The ruin of the castle of Gallvall is the only remain of any thing that can be deemed antiquity in the parish. It was built fronting the east, on the north side of the valley towards the western end, where the declivity hath fallen more gently into an inclined plain, and shot a promontory into the deep defile, formed by the course of the stream of Alderny; snugly sheltered from the northern blast, with an enlivening extent of arable field, rising behind on either hand; a luxuriant landscape, spread westward on the winding banks of the Fiddich, glittering through the meadows and woods, decorated by the steady battlements of the castles of Balvenie and Auchendown, each on its own green hill, and terminated by the summits of the blue mountains, ranged at a distance around, seeming to debar all irruption upon the sequestered vales.
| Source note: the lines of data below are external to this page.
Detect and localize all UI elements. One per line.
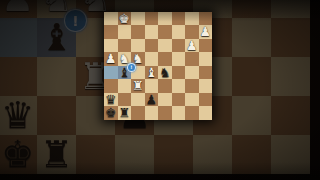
square-c6[interactable] — [131, 39, 145, 53]
black-queen-piece[interactable]: ♛ — [104, 93, 118, 107]
square-f5[interactable] — [172, 52, 186, 66]
square-f3[interactable] — [172, 79, 186, 93]
chess-board[interactable]: ♚♟♟♟♞♞♝♝♞♜♛♟♚♜! — [104, 12, 212, 120]
square-b6[interactable] — [118, 39, 132, 53]
square-a7[interactable] — [104, 25, 118, 39]
black-king-piece[interactable]: ♚ — [104, 106, 118, 120]
square-f2[interactable] — [172, 93, 186, 107]
square-b2[interactable] — [118, 93, 132, 107]
square-f7[interactable] — [172, 25, 186, 39]
square-a1[interactable]: ♚ — [104, 106, 118, 120]
square-d7[interactable] — [145, 25, 159, 39]
square-e8[interactable] — [158, 12, 172, 26]
square-b1[interactable]: ♜ — [118, 106, 132, 120]
square-b3[interactable] — [118, 79, 132, 93]
square-b8[interactable]: ♚ — [118, 12, 132, 26]
square-e2[interactable] — [158, 93, 172, 107]
square-a2[interactable]: ♛ — [104, 93, 118, 107]
square-d1[interactable] — [145, 106, 159, 120]
black-pawn-piece[interactable]: ♟ — [145, 93, 159, 107]
square-d8[interactable] — [145, 12, 159, 26]
square-g4[interactable] — [185, 66, 199, 80]
square-d4[interactable]: ♝ — [145, 66, 159, 80]
white-bishop-piece[interactable]: ♝ — [145, 66, 159, 80]
square-b7[interactable] — [118, 25, 132, 39]
square-a3[interactable] — [104, 79, 118, 93]
square-g7[interactable] — [185, 25, 199, 39]
square-h1[interactable] — [199, 106, 213, 120]
square-c7[interactable] — [131, 25, 145, 39]
square-c3[interactable]: ♜ — [131, 79, 145, 93]
square-h4[interactable] — [199, 66, 213, 80]
square-a6[interactable] — [104, 39, 118, 53]
square-c8[interactable] — [131, 12, 145, 26]
square-e5[interactable] — [158, 52, 172, 66]
square-c1[interactable] — [131, 106, 145, 120]
square-g1[interactable] — [185, 106, 199, 120]
white-king-piece[interactable]: ♚ — [118, 12, 132, 26]
square-d6[interactable] — [145, 39, 159, 53]
square-e7[interactable] — [158, 25, 172, 39]
square-g8[interactable] — [185, 12, 199, 26]
white-pawn-piece[interactable]: ♟ — [104, 52, 118, 66]
square-e4[interactable]: ♞ — [158, 66, 172, 80]
square-d5[interactable] — [145, 52, 159, 66]
square-f4[interactable] — [172, 66, 186, 80]
square-h5[interactable] — [199, 52, 213, 66]
square-e1[interactable] — [158, 106, 172, 120]
square-d3[interactable] — [145, 79, 159, 93]
square-g5[interactable] — [185, 52, 199, 66]
square-e3[interactable] — [158, 79, 172, 93]
square-h8[interactable] — [199, 12, 213, 26]
video-frame: ♚♟♟♟♞♞♝♝♞♜♛♟♚♜! ♚♟♟♟♞♞♝♝♞♜♛♟♚♜! — [0, 0, 320, 180]
square-c2[interactable] — [131, 93, 145, 107]
black-rook-piece[interactable]: ♜ — [118, 106, 132, 120]
white-pawn-piece[interactable]: ♟ — [199, 25, 213, 39]
square-h7[interactable]: ♟ — [199, 25, 213, 39]
square-a5[interactable]: ♟ — [104, 52, 118, 66]
square-f6[interactable] — [172, 39, 186, 53]
square-d2[interactable]: ♟ — [145, 93, 159, 107]
white-pawn-piece[interactable]: ♟ — [185, 39, 199, 53]
great-move-badge[interactable]: ! — [127, 63, 136, 72]
square-g2[interactable] — [185, 93, 199, 107]
square-g3[interactable] — [185, 79, 199, 93]
square-e6[interactable] — [158, 39, 172, 53]
square-f8[interactable] — [172, 12, 186, 26]
square-f1[interactable] — [172, 106, 186, 120]
square-h2[interactable] — [199, 93, 213, 107]
square-a4[interactable] — [104, 66, 118, 80]
square-h6[interactable] — [199, 39, 213, 53]
white-rook-piece[interactable]: ♜ — [131, 79, 145, 93]
black-knight-piece[interactable]: ♞ — [158, 66, 172, 80]
square-h3[interactable] — [199, 79, 213, 93]
square-a8[interactable] — [104, 12, 118, 26]
square-g6[interactable]: ♟ — [185, 39, 199, 53]
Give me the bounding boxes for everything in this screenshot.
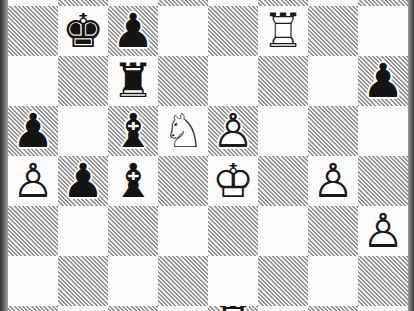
square-a5: ♟ xyxy=(8,106,58,156)
square-c7: ♟ xyxy=(108,6,158,56)
square-c1 xyxy=(108,306,158,311)
square-g2 xyxy=(308,256,358,306)
square-f4 xyxy=(258,156,308,206)
square-e6 xyxy=(208,56,258,106)
square-d5: ♞♘ xyxy=(158,106,208,156)
square-d1 xyxy=(158,306,208,311)
square-b7: ♚ xyxy=(58,6,108,56)
square-a6 xyxy=(8,56,58,106)
square-d3 xyxy=(158,206,208,256)
square-c5: ♝ xyxy=(108,106,158,156)
board-rank-5: ♟♝♞♘♟♙ xyxy=(8,106,408,156)
square-g6 xyxy=(308,56,358,106)
square-c3 xyxy=(108,206,158,256)
square-g4: ♟♙ xyxy=(308,156,358,206)
square-b5 xyxy=(58,106,108,156)
square-e7 xyxy=(208,6,258,56)
square-b6 xyxy=(58,56,108,106)
square-f7: ♜♖ xyxy=(258,6,308,56)
square-h7 xyxy=(358,6,408,56)
board-rank-7: ♚♟♜♖ xyxy=(8,6,408,56)
square-f1 xyxy=(258,306,308,311)
chess-diagram: ♚♟♜♖♜♟♟♝♞♘♟♙♟♙♟♝♚♔♟♙♟♙♜ xyxy=(0,0,414,311)
square-h4 xyxy=(358,156,408,206)
square-g5 xyxy=(308,106,358,156)
board-right-border xyxy=(408,0,414,311)
square-b2 xyxy=(58,256,108,306)
square-h3: ♟♙ xyxy=(358,206,408,256)
square-d4 xyxy=(158,156,208,206)
square-c6: ♜ xyxy=(108,56,158,106)
square-c2 xyxy=(108,256,158,306)
square-e3 xyxy=(208,206,258,256)
board-rank-6: ♜♟ xyxy=(8,56,408,106)
square-h2 xyxy=(358,256,408,306)
square-d2 xyxy=(158,256,208,306)
board-rank-2 xyxy=(8,256,408,306)
square-a3 xyxy=(8,206,58,256)
square-a1 xyxy=(8,306,58,311)
square-h6: ♟ xyxy=(358,56,408,106)
square-a2 xyxy=(8,256,58,306)
square-d7 xyxy=(158,6,208,56)
square-g3 xyxy=(308,206,358,256)
square-b3 xyxy=(58,206,108,256)
chess-board: ♚♟♜♖♜♟♟♝♞♘♟♙♟♙♟♝♚♔♟♙♟♙♜ xyxy=(8,0,408,311)
board-rank-4: ♟♙♟♝♚♔♟♙ xyxy=(8,156,408,206)
square-a7 xyxy=(8,6,58,56)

It bore little resemblance to the other castles of the feudal lords, whose towers, or square or round, of various height and form, projected for the protection of the intermediate walls. It appears to have been a simple structure of an 119 by 24 feet within, divided by an internal wall, so as to form two halls on the ground floor, one 65, and the other 54 feet in length. The windows were only 20 inches wide, though the walls were 8 feet thick, built up in frames of timber, for keeping the fluid mortar which was poured into the dry stone-wall, when raised to a certain height. The front and corners were neatly finished with free-stone from the quarries of Duffus, at the distance of 20 miles, on the other side of Spey, the nearest where such stone could have been procured. The front and gables are now entirely broken down; but, within these 50 years, they stood to the height of several stories. About that period, several silver spoons were found among the rubbish, having the handle round, and hollow like a pipe; and the concave part, or shell, perfectly circular.

This bulky fabric, which on the eastern front had lower external accommodations, in the year 1200 was denominated Castellum de Bucharin. It then belonged to the Freskyns of Duffus, by whom it was no doubt built...

It is also the charter of Moray instructed, that, between the year 1203 and 1222, William, the son of William Freskyn, obtained the consent of Brucius, Bishop of Moray, for building a domestic chapel, for the more commodious performance of the offices of devotion. It stood on its own consecrated burying-ground, forsaken only in the course of the last 60 years, about 50 yards from the north end of the castle; and, though only 24 by 12 feet within, must have been the parent of the present parish church, which, with several others, was erected at the private expence of James VI. For civilizing the north of Scotland, in the year 1618, at which period the parish of Airndilly may be supposed to have been annexed.

The Castle, listed as "Cauddwell Castle", is a Scheduled Ancient Monument

==Demographics==

| Year | Population | Population Change |
|---|---|---|
| 1801 | 1,161 | - |
| 1811 | 1,190 | +2.50% |
| 1821 | 1,206 | +1.34% |
| 1831 | 1,385 | +14.84% |
| 1841 | 1,261 | -8.95% |
| 1851 | 1,368 | +8.49% |
| 1881 | 1,191 | -12.94% |
| 1901 | 1,128 | -5.29% |
| 1911 | 990 | -12.23% |
| 1921 | 865 | -12.63% |
| 1931 | 804 | -7.05% |
| 1951 | 665 | -17.29% |
| 2011 | 534 | -19.70% |

==Memorials==

In the First World War Boharm lost 32 men (mainly farm-workers). The memorial to their memory stands on the A95 near Mulben. Seven further parishioners were killed in the Second World War.

==Notable residents==
- Rev Lewis William Forbes minister of Boharm in the mid 19th century Moderator of the General Assembly of the Church of Scotland in 1852
- Rev Patrick Forbes minister of Boharm around 1810 Moderator of the General Assembly of the Church of Scotland in 1829
- William Watson Smith WW1 air ace
- Rev William Morrison (1827-1885) Free Church minister of the parish from 1856 to 1885.